Journal de bord de résidence : Antonio et Silvia parlent aux oiseaux dans la Corona Forestal
Le lendemain, j’ai rendez-vous avec Silvia et Antonio, deux anciens élèves de Rogelio qui leur a enseigné la musique et le silbo au collège de la Mantaneza. Ils ont la vingtaine, souriants, affables. Antonio et Silvia se révèlent très enthousiastes, je découvre que le silbo est pour eux un véritable terrain de jeu, et qu’il leur permet de partager une véritable complicité, que la pratique commune du silbo a peut-être contribuée à forger. Ils ont été champions de silbo en 2017. Cette compétition annuelle évalue la capacité de deux personnes à dialoguer ensemble à distance par le silbo, c’est-à-dire retranscrire mot pour mot ce que l’autre lui siffle devant un juge.
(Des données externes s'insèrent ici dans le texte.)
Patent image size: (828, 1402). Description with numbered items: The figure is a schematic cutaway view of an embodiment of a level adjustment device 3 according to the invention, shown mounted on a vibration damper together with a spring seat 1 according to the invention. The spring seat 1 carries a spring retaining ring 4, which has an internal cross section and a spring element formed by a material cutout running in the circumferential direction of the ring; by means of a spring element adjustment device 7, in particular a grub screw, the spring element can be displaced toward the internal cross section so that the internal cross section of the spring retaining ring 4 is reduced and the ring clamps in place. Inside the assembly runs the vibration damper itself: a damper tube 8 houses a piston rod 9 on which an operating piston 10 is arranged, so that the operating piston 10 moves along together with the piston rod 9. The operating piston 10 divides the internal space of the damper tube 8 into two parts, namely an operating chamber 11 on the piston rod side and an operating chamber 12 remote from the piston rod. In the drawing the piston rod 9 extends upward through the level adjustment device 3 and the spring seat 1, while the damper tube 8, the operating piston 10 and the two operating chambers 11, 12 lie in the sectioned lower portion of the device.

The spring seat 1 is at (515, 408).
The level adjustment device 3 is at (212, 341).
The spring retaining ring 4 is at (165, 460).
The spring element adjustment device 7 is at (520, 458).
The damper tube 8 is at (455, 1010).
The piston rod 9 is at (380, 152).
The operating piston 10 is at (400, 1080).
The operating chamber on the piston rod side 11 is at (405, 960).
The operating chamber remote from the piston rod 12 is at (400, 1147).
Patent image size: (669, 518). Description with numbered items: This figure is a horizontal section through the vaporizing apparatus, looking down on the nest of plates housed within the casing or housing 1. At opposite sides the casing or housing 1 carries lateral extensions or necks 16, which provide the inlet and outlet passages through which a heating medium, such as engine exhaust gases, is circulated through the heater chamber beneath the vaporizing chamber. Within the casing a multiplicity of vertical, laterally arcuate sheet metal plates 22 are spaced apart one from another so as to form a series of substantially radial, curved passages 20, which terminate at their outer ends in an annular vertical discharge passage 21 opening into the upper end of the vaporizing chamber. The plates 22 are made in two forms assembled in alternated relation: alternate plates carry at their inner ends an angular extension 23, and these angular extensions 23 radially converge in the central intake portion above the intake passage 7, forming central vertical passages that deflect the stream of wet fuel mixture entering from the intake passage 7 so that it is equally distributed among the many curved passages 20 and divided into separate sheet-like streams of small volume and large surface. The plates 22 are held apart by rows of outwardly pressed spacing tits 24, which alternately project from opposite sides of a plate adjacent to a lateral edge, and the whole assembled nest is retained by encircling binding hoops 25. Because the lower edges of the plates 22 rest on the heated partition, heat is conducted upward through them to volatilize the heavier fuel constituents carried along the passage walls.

Nous nous retrouvons au café de la Mantaneza puis nous commençons l’ascension de la montagne pour atteindre le parc naturel de la corona forestal, une vaste forêt à mi pente du massif du Teide. La voiture peine à gravir le volcan et il est souvent nécessaire de rétrograder en première pour réussir l’ascension. Arrivés à la fin de la route, nous avons une vue magnifique sur le Teide, le troisième plus haut volcan du monde et la plus haute montagne d’Espagne, qui culmine à 3718 mètres. Nous sommes cette fois dans la Corona forestal, une forêt d’altitude qui encercle les sommets de l'ancien volcan, autour de 2000 m d’altitude. La forêt n’est pas la laurisylve originelle mais est issue de plantations anciennes de pins effectuées par les colons espagnols. Elle est tout de même magnifique et abrite de très nombreuses espèces d’oiseaux. Elle est aussi moins fréquentée et plus silencieuse que l’orée d’Anaga.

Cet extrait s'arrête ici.